Eric Gansworth is telling his story in Apple (Skin to the Core)—the story of his family, of Onondaga among Tuscaroras, of Native folks everywhere. We spoke with author Eric Gansworth about the inspiration for Apple (Skin to the Core), how indie bookstores shaped his writing and reading life, and more!
“Easily one of the best books to be published in 2020. The kind of book bound to save lives.”
Lit Hub
Please tell us a little bit about what inspired you to write this book and how this story took shape for you.
For each of my books, several different ideas merged. I was working on an idea organized around the Beatles album covers, once they’d created Apple Records, in part because I’m also interested in “Apple” as a slur in Indian communities: Red on the outside, white on the inside.
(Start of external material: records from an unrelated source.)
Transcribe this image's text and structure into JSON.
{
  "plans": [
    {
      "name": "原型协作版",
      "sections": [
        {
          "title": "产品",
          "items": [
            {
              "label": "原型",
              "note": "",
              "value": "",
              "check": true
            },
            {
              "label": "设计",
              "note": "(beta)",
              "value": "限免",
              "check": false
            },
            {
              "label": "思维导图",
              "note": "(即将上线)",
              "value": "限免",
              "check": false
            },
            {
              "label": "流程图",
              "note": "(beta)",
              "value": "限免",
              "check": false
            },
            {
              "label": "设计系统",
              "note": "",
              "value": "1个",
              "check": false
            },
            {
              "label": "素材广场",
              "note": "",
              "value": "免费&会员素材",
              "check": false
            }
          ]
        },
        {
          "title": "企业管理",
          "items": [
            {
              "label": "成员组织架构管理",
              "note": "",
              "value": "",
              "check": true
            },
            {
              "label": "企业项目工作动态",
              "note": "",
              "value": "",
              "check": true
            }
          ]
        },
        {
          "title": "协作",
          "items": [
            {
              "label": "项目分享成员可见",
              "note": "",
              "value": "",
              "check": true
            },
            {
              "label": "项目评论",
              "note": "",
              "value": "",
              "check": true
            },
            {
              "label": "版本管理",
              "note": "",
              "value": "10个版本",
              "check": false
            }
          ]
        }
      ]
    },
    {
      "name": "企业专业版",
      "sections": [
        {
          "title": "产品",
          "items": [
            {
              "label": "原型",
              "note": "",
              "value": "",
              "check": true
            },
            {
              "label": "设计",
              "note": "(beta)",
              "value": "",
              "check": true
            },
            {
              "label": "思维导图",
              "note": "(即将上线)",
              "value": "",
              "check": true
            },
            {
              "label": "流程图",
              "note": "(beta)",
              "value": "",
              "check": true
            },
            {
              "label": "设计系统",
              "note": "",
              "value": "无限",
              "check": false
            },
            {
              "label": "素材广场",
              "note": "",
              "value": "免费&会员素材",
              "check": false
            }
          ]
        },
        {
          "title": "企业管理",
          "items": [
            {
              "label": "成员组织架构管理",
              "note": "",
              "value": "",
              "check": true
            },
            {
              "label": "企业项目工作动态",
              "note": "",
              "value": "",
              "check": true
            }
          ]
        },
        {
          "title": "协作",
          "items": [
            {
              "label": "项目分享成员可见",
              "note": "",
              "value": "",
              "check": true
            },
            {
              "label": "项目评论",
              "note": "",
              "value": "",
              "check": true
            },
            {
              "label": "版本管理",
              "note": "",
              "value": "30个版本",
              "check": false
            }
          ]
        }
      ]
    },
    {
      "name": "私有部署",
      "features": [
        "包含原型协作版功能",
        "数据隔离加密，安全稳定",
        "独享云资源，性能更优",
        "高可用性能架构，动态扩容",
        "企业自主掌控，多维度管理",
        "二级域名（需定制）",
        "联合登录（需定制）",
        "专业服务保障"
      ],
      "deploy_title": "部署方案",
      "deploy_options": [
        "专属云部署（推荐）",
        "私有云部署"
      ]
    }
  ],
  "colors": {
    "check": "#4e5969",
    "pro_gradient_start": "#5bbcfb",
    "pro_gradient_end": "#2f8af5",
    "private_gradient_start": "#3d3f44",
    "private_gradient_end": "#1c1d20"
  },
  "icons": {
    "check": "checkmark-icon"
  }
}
I was wearing a Beatles Apple shirt at a community event, and it occurred to me that there were likely members of my community who might have that opinion of me, as a college professor. This led me to think about the possible origins of the slur and I eventually arrived at the government boarding schools, designed to “kill the Indian but save the man,” and in some ways that mission dovetailed with the invention of the slur.
In two sentences or less, what’s something that might surprise Libro.fm listeners about your audiobook?
It’s categorized as a memoir, and though it is, it’s a multi-generational memoir; the whole first section takes place long before I was born, when three of my four grandparents were shipped off to government boarding schools. Their experiences are explicitly tied to mine in this memoir.
Have you listened to your own audiobook? If so, what struck you about the narration?
I have not. I’ll listen to brief passages, for quality judgments, but that’s it. Though I’ve gotten used to hearing my recorded voice—an experience that bothers a lot of people—I find that by the end of the intense process of recording a book that took years to write, I am done with revisiting a book fully once it is published.
Are you an audiobook listener? If so, what are some of your favorite audiobooks?
I am. I truly love John Waters’ audiobooks as he is as hilarious a narrator as a writer, and I listen to them over and over. I have every one he’s recorded. I even tracked down a copy of his first abridged audiobook of Shock Value on cassette. I also love Laurie Anderson’s recording of Don DeLillo’s The Body Artist.
What have independent bookstores and/or booksellers meant to you personally and professionally?
They have meant everything. Even when I was too young to understand financially what an independent bookstore was, I gravitated to two here in western New York, the Book Corner in Niagara Falls, and Talking Leaves in Buffalo. Both were foundational for me, and I’m not sure I would be a writer without them; [or] surely, I would be a different kind of writer, with less eclectic tastes shaping my sensibilities.
Anything else to share with us?
I fear that future generations of writers and readers will not have the wondrous experience of the independent bookstore: the sense of discovery, the kind of book that can change your life, as if it were on that shelf, waiting for you to finally step through those doors.